- Born: 18 February 1964 (age 62) West Germany
- Other name: "Heidemörder"
- Conviction: Murder
- Criminal penalty: Committed to a psychiatric clinic

Details
- Victims: 3
- Span of crimes: 1987–1989
- Country: West Germany

= Thomas Holst =

German serial killer (born 1964)

Thomas Holst (born 18 February 1964) is a German serial killer who became known as the Heidemörder (heath murderer).

== Events ==
Between 1987 and 1989, Holst raped, tortured and dismembered three women in the south of Hamburg. A psychiatric report described Holst as "untreatable and with extreme relapse probability."

On 27 September 1995, his former therapist Tamar Segal helped him escape from the high-security wing of Klinikum Nord's forensic science of the former LBK Hamburg in Langenhorn. The police search was initially inconclusive, but suspicion arose against Segal. After this escape assistant had been arrested three months after the escape, Holst surrendered himself on 30 December 1995 at Police Station 31 in Hamburg's Uhlenhorst.

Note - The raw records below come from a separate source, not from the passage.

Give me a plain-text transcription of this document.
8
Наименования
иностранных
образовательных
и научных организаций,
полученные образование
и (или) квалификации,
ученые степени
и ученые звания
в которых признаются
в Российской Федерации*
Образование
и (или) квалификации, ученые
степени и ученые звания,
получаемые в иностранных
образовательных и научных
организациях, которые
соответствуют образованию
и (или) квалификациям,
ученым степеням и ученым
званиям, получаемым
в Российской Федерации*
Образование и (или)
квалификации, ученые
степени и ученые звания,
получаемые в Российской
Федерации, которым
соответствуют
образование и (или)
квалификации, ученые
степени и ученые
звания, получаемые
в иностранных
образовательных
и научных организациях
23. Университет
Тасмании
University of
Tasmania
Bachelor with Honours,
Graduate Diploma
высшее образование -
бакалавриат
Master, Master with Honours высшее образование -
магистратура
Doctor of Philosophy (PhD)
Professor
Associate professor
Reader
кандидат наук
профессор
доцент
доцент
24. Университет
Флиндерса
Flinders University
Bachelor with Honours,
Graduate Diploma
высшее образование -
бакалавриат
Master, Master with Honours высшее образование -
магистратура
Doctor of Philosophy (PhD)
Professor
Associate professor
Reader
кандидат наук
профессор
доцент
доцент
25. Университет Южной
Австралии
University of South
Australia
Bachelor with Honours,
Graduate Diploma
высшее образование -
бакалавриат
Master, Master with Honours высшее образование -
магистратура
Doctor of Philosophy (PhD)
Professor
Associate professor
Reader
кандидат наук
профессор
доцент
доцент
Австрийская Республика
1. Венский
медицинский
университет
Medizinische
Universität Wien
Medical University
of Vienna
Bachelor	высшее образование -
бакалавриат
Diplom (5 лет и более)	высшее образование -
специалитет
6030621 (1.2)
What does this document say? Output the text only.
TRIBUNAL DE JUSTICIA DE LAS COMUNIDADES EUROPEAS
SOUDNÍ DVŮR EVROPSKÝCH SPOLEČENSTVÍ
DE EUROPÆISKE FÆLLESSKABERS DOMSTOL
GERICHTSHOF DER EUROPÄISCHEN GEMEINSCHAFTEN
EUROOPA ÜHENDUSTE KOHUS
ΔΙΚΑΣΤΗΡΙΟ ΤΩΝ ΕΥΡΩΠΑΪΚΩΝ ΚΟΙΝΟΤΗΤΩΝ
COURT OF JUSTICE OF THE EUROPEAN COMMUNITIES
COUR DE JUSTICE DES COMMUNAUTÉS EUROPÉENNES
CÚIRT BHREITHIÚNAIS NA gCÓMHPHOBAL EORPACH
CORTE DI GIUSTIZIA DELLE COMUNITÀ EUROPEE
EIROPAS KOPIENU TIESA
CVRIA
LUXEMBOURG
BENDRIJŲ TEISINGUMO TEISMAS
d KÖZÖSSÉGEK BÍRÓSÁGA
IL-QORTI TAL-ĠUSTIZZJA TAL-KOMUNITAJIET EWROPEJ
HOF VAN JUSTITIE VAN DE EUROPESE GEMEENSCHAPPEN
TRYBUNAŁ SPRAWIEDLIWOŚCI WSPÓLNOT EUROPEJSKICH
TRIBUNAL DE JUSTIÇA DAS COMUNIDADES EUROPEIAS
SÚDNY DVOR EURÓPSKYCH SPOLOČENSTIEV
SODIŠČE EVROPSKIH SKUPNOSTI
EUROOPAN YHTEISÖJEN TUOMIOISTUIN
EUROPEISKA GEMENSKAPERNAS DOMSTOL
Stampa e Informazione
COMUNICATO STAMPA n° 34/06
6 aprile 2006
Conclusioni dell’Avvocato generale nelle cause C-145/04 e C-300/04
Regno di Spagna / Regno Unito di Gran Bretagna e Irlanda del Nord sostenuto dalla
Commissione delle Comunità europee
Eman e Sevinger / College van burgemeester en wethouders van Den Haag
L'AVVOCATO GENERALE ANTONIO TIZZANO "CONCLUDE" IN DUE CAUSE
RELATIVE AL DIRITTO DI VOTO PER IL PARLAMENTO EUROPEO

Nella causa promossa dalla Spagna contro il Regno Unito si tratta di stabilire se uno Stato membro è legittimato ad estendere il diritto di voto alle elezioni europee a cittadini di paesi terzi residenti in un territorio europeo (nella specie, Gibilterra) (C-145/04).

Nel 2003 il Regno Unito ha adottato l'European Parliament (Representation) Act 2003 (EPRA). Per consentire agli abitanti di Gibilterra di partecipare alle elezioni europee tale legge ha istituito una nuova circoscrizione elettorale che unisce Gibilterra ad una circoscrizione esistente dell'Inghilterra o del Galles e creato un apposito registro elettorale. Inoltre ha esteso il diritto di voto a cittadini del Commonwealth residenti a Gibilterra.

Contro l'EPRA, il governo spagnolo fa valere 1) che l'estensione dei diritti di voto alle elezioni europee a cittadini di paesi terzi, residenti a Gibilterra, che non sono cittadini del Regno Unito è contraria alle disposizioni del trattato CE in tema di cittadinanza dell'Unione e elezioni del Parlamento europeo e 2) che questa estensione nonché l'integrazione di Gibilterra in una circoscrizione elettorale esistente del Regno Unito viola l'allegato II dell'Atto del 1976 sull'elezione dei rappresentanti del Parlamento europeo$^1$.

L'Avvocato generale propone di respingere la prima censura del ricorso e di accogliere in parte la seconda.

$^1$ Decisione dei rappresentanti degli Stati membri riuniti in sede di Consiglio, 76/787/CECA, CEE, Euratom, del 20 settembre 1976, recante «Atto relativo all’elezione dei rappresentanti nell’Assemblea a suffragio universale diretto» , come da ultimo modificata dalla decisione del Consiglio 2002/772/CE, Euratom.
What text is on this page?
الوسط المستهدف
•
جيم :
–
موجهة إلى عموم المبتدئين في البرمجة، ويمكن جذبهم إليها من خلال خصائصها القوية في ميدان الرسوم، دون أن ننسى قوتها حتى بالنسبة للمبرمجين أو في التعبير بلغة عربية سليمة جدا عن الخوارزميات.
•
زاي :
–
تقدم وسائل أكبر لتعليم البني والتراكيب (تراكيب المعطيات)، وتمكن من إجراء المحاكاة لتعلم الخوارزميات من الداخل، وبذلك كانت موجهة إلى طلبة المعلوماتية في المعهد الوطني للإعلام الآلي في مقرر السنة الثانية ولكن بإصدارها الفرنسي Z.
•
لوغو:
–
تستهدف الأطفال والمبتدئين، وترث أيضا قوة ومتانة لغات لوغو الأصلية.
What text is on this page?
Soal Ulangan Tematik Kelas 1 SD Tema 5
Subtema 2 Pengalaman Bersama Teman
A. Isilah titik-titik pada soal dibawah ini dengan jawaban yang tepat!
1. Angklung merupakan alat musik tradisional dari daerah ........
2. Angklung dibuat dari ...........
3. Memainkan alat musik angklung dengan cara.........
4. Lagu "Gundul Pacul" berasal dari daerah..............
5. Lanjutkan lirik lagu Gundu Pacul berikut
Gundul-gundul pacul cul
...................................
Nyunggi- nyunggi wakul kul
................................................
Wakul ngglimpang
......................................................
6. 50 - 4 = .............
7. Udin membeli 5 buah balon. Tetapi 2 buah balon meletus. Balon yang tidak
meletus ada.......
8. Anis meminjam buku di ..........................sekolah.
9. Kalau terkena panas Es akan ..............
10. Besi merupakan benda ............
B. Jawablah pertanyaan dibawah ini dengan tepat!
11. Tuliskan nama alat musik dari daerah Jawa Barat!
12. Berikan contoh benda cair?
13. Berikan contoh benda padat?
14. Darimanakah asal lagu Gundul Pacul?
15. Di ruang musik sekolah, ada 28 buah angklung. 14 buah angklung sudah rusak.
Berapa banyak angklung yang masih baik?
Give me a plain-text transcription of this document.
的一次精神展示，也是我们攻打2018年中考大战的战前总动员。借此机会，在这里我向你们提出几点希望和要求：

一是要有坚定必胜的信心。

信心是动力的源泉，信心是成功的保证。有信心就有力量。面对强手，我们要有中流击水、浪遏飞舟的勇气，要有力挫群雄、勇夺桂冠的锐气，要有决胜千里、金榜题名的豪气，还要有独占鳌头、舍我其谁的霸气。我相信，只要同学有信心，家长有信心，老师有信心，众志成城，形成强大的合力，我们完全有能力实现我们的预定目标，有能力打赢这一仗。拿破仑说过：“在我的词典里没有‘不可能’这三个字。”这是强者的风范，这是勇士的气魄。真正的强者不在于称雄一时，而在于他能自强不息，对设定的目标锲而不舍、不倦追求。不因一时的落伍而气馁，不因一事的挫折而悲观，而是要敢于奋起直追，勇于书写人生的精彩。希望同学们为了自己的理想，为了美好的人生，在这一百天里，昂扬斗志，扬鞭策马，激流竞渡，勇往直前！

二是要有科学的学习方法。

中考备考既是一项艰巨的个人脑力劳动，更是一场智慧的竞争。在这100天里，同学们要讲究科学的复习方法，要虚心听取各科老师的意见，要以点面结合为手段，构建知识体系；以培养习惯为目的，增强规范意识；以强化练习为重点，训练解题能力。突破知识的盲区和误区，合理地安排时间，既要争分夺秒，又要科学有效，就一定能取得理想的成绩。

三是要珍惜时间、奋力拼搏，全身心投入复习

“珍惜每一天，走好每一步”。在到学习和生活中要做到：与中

On 13 March 1997, Holst and Segal got married in the Hamburg Detention Center. In 2003, the district court of Hamburg dismissed Holst's claim to the consummation to Segal. It was about involuntary treatment, to meet regularly without observation with his wife in a visitor's room of the hospital north. The hospital refused this, pointing to the danger to his wife's life and threatened her with the risk of absconding. Holst appealed against the judicial relief, but it was unsuccessful.

== Victims ==
- Andrea Grube-Nagel (killed 25 November 1987): The 21-year-old student was forced on the way from the Rissen train station to her parents' house into Holst's car when he threatened her with a knife. Her body was found two days later in Kaltenkirchen.
- Petra Maaßen (killed 11 February 1988): The 28-year-old Rahlstedt housewife was forced while leaving a restaurant 400 metres away from her home, when Holst threatened her with a knife and forced her into his car. Maaßen's mutilated corpse was found a day later in a field in Bargfeld-Stegen.
- Lara Holz (killed 27 November 1989): The 22-year-old cosmetic student climbed into Holst's car after she had missed her bus. Holst had noticed this and then offered her a ride. Her remains were found five days later in Luheheide.